Psychedelic/Space Rock

3.87 | 53 ratings

From Progarchives.com, the ultimate progressive rock music website

TCat
Forum & Site Admin Group
Eclectic / Prog Metal / Heavy Prog Team
4 stars After the release of "The Sky Moves Sideways" album, Porcupine Tree became more of a full-fledged band than a project and the band's music started to move away from the psychedelic mind trips of previous years to a more progressive sound that centered more around the heavier aspects of metal and hard rock. However, frontman Steven Wilson still wanted to have a creative outlet that would continue to explore the psychedelic genre and delve more into the krautrock aspects of that style. For that reason, he continued as a one-man band (with guests) with the beginning of a new project called I.E.M. which stands for "Incredible Expanding Mindfuck".

The debut album was released in 1996 with very little information. There were only 500 copies released on vinyl initially, but a CD version with an extra bonus track would be released in 1998 and have a much wider distribution. The music here has very little resemblance to what most people recognize as Porcupine Tree's sound in their later years, but those that have explored PT's earlier music will find that it does have a lot in common with that music. The music on the debut album is very exploratory, psychedelic with krautrock traits and some eerie passages. As for myself, I really enjoy it as it takes the early PT sound and expands on it becoming even more experimental. However, those also familiar with Wilson's other project Bass Communion, will find that it isn't quite as experimental as that. I.E.M. actually fits somewhere in between the two styles.

Long tracks reflect the exploratory nature of this album that is easy to get lost in. Trying to describe the music to those who are not familiar with the psychedelic or krautrock elements is a bit tough, but the best word is definitely experimental, yet there is always a lot of forward movement as repeating motifs, beats and very few key changes are among the main traits of the music presented here. Percussion is persistent, as you would expect with this style of music, however, there is a bit of variance from one track to another as is especially evident in the two tracks "The Gospel According to the I.E.M." and "Fie Kesh". Each track does have it's own distinct personality which you'll notice even more with repeated listens. The most accessible of the tracks is the bonus track on the CD edition. "Headphone Dust" seems a tad out of place as it features a more acoustic sound as the foundation, and an almost Floyd-ian atmosphere. It is a nice addition, but some might find that it takes away a bit from the cohesiveness of the album. It definitely sounds like a recording from a different session.
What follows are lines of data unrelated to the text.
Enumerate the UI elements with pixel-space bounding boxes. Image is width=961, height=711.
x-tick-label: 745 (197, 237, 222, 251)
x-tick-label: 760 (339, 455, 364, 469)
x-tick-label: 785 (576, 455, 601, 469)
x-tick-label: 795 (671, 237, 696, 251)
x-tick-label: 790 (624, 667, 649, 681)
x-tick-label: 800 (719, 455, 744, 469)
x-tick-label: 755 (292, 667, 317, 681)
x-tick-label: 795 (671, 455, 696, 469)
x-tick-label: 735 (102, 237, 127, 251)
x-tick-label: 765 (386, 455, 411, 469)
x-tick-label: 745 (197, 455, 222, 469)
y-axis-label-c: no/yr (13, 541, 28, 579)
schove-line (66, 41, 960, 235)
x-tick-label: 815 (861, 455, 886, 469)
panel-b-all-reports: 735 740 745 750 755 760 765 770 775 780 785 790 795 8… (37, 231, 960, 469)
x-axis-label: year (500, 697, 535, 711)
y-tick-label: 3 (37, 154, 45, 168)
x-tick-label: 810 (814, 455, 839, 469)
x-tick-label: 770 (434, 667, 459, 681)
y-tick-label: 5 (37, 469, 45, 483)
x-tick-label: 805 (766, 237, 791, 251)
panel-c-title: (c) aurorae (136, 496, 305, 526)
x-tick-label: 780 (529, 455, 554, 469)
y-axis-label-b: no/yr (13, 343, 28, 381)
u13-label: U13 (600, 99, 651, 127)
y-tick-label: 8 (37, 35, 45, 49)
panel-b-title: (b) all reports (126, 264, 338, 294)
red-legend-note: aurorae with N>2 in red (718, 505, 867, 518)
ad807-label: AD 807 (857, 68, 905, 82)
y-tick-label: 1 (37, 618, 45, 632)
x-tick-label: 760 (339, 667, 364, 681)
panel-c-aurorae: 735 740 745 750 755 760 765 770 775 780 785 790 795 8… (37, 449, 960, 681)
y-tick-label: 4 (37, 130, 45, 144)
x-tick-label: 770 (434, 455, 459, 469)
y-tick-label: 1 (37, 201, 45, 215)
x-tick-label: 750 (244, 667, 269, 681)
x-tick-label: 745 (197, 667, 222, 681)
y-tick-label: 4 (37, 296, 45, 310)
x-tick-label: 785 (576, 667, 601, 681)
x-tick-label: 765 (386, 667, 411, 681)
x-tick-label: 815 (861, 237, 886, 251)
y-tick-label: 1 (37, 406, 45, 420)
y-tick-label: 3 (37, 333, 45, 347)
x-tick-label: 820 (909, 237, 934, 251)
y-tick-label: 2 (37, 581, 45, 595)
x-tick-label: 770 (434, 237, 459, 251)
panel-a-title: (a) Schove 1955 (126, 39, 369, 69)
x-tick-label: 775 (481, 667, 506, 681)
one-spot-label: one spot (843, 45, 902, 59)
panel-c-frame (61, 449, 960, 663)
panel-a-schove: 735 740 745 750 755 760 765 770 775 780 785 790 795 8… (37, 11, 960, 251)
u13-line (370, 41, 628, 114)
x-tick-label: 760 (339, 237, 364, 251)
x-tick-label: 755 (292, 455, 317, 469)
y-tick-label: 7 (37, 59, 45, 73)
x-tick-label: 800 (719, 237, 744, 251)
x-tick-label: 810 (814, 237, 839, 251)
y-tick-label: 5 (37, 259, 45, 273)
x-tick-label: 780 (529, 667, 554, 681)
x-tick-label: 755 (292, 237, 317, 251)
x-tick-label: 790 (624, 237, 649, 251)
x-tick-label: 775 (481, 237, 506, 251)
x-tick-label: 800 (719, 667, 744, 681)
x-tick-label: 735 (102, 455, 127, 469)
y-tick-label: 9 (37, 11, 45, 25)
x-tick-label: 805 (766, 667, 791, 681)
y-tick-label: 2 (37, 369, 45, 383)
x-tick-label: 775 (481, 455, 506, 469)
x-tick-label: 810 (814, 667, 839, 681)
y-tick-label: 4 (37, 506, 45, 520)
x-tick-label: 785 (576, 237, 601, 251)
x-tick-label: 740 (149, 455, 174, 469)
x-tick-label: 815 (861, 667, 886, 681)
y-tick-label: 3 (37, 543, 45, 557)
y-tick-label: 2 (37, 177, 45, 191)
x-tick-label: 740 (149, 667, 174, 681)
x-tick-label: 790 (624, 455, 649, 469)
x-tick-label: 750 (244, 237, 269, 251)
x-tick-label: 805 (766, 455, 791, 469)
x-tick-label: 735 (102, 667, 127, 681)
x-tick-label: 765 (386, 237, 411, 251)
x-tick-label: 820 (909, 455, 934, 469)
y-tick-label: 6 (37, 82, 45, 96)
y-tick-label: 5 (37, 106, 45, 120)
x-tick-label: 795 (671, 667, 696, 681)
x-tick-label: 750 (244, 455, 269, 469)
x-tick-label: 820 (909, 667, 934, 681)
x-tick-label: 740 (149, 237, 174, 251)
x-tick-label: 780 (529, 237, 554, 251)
This is an excellent example of Wilson's love for krautrock and psychedelic rock from earlier decades, but it doesn't try to copy that sound as much as build upon it, which is something we've come to expect from Wilson. All in all, it works as a great introduction to those that might not have a lot of exposure to those styles of music, but be warned that it isn't anything like the more popular style of Wilson. It is his experimental side. It is a look inside the deep mind of Wilson for those that dare to explore there.